Nei nostri domini nascono e vivono elefanti, dromedari, cammelli, ippopotami, coccodrilli, metagallinari, cameteterni, tinsirete, pantere, onagri, leoni bianchi e rossi, ori bianchi, merli bianchi, cicale mute, grifoni, tigri, sciacalli, iene, buoi selvatici, sagittari, uomini selvatici, uomini cornuti, fauni, satiri e donne della stessa specie, pigmei, cinocefali, giganti alti quaranta cubiti, monocoli, ciclopi, un uccello chiamato fenice e pressoché ogni tipo di animale che vive sotto la volta del cielo. [Zaganelli Gioia, La Lettera del Prete Gianni]
Vi sono grotte abitate da draghi che possono essere montati come cavalli, vi è un’isola dove piove costantemente la manna e, chi la beve, vive fino a cinquecento anni. Tutto ciò che è leggenda, tutto ciò che appartiene al mondo umano, al mondo della fede e a quello della fantasia esiste là nel regno del prete Gianni.
Ci sono storie che, per il loro grado di assurdità, è difficile raccontare restando seri. La storia del prete Gianni per me è una di queste. Prendendo in mano testi medievali – soprattutto resoconti di viaggio o “manuali” pensati per i pellegrini – è impossibile non imbattersi in lui.
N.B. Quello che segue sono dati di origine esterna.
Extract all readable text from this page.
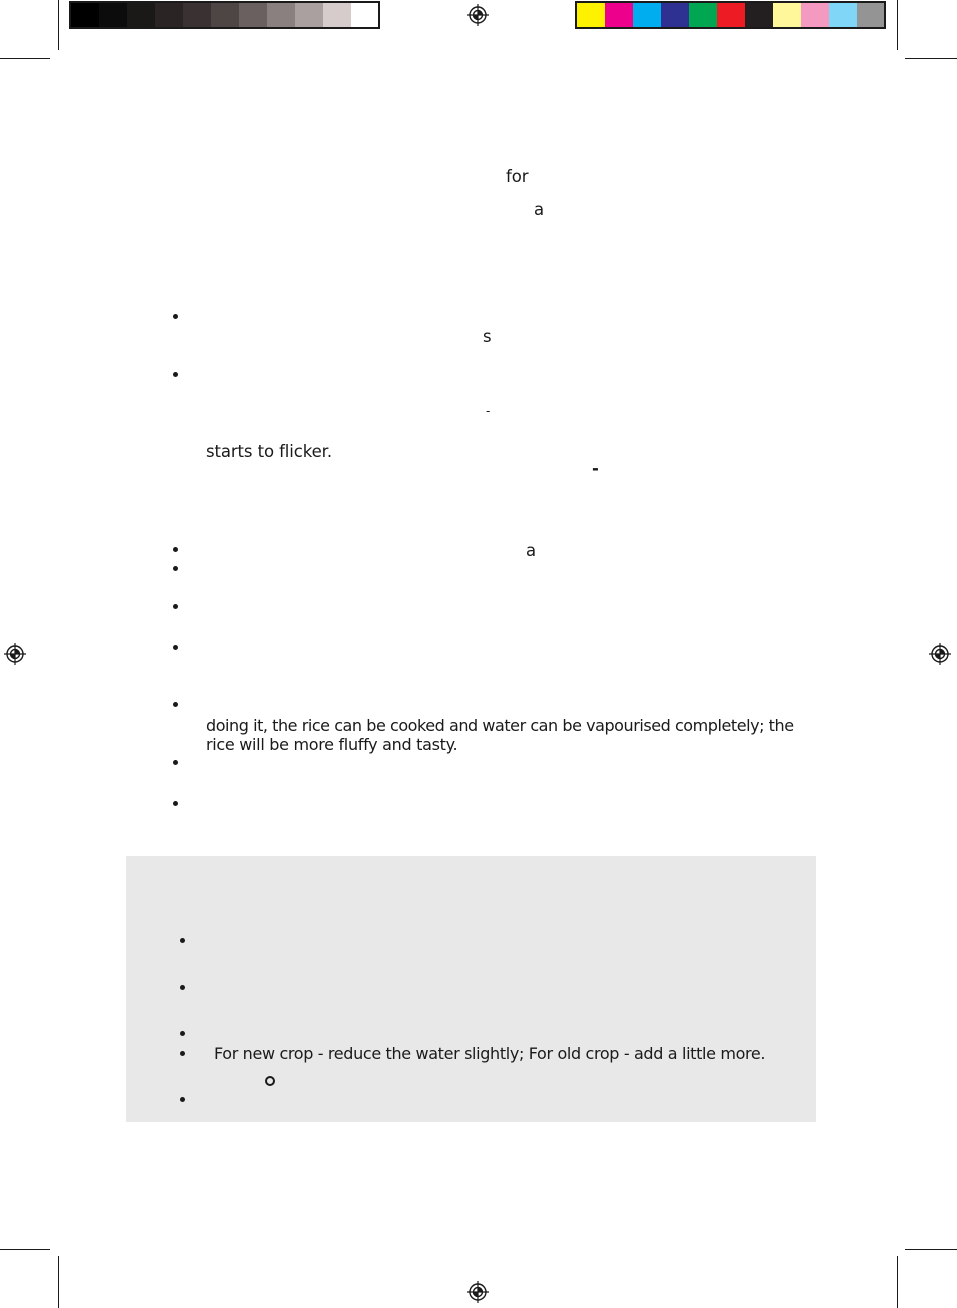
for
a
s
-
starts to flicker.
-
a
doing it, the rice can be cooked and water can be vapourised completely; the
rice will be more fluffy and tasty.
For new crop - reduce the water slightly; For old crop - add a little more.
È l’equivalente manoscritto di Never gonna give you up di Rick Asley: quando meno te lo aspetti, eccallà!
Ed è un po’ così che mi sono sentita quando ho iniziato Pentiment – l’ultimo gioco di Obsidian, uscito lo scorso dicembre – e, perfettamente al centro tra la ragione (impersonata da Socrate), la componente istintiva e folle (ovvero il buon caro San Grobiano) e la morale (la celeste Beatrice) ho visto lui, il prete Gianni!
Seduto sul trono, con abiti dai colori vivaci e dai ricami orientali, con la corona d’oro sul capo e il bastone pastorale tra le mani, il prete Gianni è il Signore di quella corte, del regno perfetto, pulito, organizzato, colorato e perfettamente miniato che è la mente del protagonista, Andreas Maler, intento a sognare.
Pentiment inizia ambientato nel 1518, ma la prima fonte scritta – quindi, occhio, significa che probabilmente il racconto orale è più antico – che ci testimonia il nostro prete sovrano risale al 1145, quando Ugo di Gabala (un vescovo siriano) afferma che un certo Gianni, re e prete insieme, proveniente da oltre la Persia e discendente dei re Magi, aveva deciso di aiutare la chiesa di Gerusalemme, e aveva vinto i Medi e i Persiani.
Ma è nel 1165 che avviene la vera magia.
L’imperatore bizantino Manuele I Comneno riceve una strana lettera, che poi gira a sua volta al Papa Alessandro III e a Federico Barbarossa. Il mittente della lettera si presenta come “Giovanni, Presbitero, grazie all’Onnipotenza di Dio, Re dei Re e Sovrano dei sovrani”. Modesto.
Nella lettera, il prete Gianni descrive il suo regno, le magnificenze che vi si trovano, la grandezza del suo esercito e l’importanza dei suoi alleati politici. Come già ho scritto qualche paragrafo più in su, ogni meraviglia che sia mai stata raccontata o anche solo pensata trova posto in questo luogo.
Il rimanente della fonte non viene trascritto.